Across these pieces, several recurring theses stand out:

1. Christianity selectively reframes history and doctrine to appear morally or intellectually acceptable, often ignoring historical violence or judgmental texts.

2. Popular apologetic narratives smooth over theological complexity — for instance, glossing Jesus as purely a “god of love” or hiding diversity among religious traditions.

3. Arguments that plug gaps in scientific knowledge with divine causation are logically weak — he calls this an argument from ignorance used by both theists and atheists.

4. Authority and social status should not grant theological claims deference simply because the speaker has scientific credentials.

5. Personal emotional reactions (e.g., Christian “love” vs. secular “anger”) are entwined with doctrinal claims about morality and obedience.

6. Institutional privilege and retreats from science do not prove religious truth; they reflect historical failure to keep up with empirical progress.

:brain: How to Interpret These Critiques

These represent his strongest articulated positions — but important context matters:

  • They are opinion essays, not peer-reviewed philosophy or theology.

  • They often address popular apologetics rather than technical theistic metaphysics.

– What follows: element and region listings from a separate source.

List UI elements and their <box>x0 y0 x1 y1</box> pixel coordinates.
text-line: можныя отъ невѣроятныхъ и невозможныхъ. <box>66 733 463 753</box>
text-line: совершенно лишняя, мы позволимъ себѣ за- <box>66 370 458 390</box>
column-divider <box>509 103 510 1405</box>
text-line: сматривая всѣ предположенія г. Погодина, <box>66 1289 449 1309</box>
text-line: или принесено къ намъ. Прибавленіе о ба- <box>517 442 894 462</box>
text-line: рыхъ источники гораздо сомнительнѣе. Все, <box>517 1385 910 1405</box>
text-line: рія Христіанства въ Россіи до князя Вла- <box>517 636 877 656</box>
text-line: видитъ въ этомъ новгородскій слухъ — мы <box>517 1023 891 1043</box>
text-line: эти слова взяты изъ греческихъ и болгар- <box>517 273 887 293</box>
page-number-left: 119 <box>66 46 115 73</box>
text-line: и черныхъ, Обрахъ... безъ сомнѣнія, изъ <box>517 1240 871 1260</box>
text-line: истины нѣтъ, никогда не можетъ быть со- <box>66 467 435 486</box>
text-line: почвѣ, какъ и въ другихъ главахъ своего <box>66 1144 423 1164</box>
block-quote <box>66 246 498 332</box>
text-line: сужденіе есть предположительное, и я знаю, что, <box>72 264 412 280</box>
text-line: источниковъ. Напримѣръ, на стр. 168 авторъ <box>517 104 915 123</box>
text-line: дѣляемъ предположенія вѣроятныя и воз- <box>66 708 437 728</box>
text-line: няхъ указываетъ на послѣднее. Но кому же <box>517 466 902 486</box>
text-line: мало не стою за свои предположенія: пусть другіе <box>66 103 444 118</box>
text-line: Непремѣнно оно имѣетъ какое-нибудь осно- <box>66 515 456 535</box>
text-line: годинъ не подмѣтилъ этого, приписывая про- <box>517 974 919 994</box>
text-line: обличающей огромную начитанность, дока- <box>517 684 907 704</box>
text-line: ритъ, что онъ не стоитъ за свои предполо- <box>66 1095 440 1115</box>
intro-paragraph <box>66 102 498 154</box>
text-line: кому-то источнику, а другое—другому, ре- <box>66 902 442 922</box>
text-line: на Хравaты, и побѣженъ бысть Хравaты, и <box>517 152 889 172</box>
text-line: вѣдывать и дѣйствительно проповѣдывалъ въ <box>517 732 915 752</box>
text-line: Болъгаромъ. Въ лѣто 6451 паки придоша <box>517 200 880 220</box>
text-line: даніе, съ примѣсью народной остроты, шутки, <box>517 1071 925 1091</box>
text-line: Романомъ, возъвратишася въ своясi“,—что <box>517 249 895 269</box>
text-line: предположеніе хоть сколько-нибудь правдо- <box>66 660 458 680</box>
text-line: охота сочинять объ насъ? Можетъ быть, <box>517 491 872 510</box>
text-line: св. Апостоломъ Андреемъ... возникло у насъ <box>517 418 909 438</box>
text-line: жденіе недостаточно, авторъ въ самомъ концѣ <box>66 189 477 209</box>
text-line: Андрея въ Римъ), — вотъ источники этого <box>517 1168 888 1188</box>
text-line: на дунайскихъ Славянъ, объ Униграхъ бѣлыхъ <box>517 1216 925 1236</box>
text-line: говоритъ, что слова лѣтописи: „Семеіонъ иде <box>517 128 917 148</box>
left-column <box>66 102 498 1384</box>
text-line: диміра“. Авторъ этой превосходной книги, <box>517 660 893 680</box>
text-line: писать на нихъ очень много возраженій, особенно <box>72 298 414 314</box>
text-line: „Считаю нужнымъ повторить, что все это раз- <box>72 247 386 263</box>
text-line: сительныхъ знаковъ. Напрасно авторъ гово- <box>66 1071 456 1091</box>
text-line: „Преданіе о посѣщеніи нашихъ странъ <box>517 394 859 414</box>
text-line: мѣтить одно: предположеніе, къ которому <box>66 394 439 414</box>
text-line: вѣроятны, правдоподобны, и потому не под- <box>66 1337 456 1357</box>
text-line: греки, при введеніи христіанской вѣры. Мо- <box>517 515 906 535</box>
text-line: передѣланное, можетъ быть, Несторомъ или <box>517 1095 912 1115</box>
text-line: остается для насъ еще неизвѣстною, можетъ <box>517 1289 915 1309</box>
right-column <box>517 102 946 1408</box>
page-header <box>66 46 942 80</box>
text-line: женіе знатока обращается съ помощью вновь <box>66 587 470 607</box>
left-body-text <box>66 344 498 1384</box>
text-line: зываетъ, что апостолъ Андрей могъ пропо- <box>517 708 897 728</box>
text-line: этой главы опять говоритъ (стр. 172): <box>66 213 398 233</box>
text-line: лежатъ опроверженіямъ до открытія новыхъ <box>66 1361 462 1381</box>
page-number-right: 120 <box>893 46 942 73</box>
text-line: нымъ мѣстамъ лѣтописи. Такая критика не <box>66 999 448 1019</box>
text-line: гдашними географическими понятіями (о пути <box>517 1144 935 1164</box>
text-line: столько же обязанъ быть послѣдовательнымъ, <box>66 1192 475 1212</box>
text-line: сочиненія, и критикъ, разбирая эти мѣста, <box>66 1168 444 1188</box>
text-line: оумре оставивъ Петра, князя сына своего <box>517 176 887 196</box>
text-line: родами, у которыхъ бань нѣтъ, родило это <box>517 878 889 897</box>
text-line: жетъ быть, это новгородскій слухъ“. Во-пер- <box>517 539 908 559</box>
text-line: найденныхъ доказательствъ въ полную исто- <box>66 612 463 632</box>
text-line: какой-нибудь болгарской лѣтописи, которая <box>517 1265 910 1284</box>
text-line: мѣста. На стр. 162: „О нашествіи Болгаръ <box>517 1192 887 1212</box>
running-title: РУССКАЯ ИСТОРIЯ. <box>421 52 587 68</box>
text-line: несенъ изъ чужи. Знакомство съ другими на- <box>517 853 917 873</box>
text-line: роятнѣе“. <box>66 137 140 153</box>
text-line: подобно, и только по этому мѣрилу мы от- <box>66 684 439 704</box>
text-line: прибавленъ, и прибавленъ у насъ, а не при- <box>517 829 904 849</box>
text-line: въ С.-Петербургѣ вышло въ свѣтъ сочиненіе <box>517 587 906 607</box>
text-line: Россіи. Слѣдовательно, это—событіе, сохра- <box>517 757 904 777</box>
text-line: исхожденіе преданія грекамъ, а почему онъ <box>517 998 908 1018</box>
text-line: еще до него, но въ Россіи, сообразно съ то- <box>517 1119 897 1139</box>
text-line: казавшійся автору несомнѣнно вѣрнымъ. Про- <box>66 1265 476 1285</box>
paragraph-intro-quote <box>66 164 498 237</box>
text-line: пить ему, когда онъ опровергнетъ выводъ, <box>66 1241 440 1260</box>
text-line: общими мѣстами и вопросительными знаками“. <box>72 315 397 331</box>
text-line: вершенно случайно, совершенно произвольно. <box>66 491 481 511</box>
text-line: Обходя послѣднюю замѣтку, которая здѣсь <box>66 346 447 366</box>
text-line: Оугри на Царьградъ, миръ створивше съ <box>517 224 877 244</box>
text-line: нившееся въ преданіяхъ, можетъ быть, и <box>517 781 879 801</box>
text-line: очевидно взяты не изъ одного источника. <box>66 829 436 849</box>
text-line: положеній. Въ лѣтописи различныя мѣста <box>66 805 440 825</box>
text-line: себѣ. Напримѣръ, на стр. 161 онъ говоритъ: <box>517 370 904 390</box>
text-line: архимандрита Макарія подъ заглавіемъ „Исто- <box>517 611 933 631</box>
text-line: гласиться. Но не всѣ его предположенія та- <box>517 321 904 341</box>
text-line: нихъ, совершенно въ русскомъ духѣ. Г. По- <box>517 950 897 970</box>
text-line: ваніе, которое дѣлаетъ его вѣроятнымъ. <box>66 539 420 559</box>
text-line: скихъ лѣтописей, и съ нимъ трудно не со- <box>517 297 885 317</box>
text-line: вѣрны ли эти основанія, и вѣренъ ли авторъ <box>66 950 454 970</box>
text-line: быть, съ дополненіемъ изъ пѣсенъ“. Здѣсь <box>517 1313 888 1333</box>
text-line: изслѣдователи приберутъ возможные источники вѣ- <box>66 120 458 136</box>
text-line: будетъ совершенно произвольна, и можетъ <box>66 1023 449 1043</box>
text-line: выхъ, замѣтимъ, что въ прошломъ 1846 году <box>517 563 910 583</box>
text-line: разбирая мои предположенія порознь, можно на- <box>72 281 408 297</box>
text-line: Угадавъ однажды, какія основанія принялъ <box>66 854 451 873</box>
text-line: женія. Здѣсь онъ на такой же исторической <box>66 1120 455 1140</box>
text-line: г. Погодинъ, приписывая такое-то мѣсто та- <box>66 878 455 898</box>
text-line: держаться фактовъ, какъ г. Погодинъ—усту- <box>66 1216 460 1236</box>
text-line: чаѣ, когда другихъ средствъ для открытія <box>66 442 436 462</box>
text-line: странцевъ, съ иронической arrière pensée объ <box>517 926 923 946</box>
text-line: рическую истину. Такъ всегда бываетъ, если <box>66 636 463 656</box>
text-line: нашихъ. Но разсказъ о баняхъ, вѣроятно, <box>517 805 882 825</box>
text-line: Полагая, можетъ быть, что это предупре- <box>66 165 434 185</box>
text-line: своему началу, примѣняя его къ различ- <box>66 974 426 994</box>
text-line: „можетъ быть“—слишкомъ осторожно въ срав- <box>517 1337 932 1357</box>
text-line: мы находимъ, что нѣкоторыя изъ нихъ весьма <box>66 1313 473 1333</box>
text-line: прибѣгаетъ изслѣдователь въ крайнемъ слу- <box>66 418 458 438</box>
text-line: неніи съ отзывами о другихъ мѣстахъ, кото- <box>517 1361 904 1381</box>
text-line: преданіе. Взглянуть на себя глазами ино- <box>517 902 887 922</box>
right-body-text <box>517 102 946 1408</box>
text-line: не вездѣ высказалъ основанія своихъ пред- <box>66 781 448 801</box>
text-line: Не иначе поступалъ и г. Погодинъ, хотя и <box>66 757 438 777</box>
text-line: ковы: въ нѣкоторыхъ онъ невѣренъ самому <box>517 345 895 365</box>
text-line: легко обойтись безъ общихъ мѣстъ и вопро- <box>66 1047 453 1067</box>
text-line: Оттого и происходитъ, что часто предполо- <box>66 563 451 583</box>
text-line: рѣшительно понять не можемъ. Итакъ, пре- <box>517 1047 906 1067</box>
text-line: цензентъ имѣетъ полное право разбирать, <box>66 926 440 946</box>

  • Some arguments (e.g., about Jesus’ ethics) are historical-literary interpretations, not formal logical disproofs.

So while they can be rhetorically forceful and thought-provoking, they are not comprehensive academic refutations of Christianity’s strongest philosophical formulations.

He seems like to have a lot of good arguments that I cannot find good answers for (especially when it comes to questioning why apologists twist science and pointing out surface level history). Right now, I think my best response is the evidence I have through the physical person of Christ. I hope you guys understand why I’m having these problems :cry:: I haven’t had any time to develop the expertise needed to understand his claims.

When I have time, I will also comment on the other points, but this…

This genuinely made me laugh, especially because many who reject fine-tuning as evidence for God embrace other unprovable theories, like the multiverse, solely to support the only god(s) they seem to worship: chance and meaninglessness.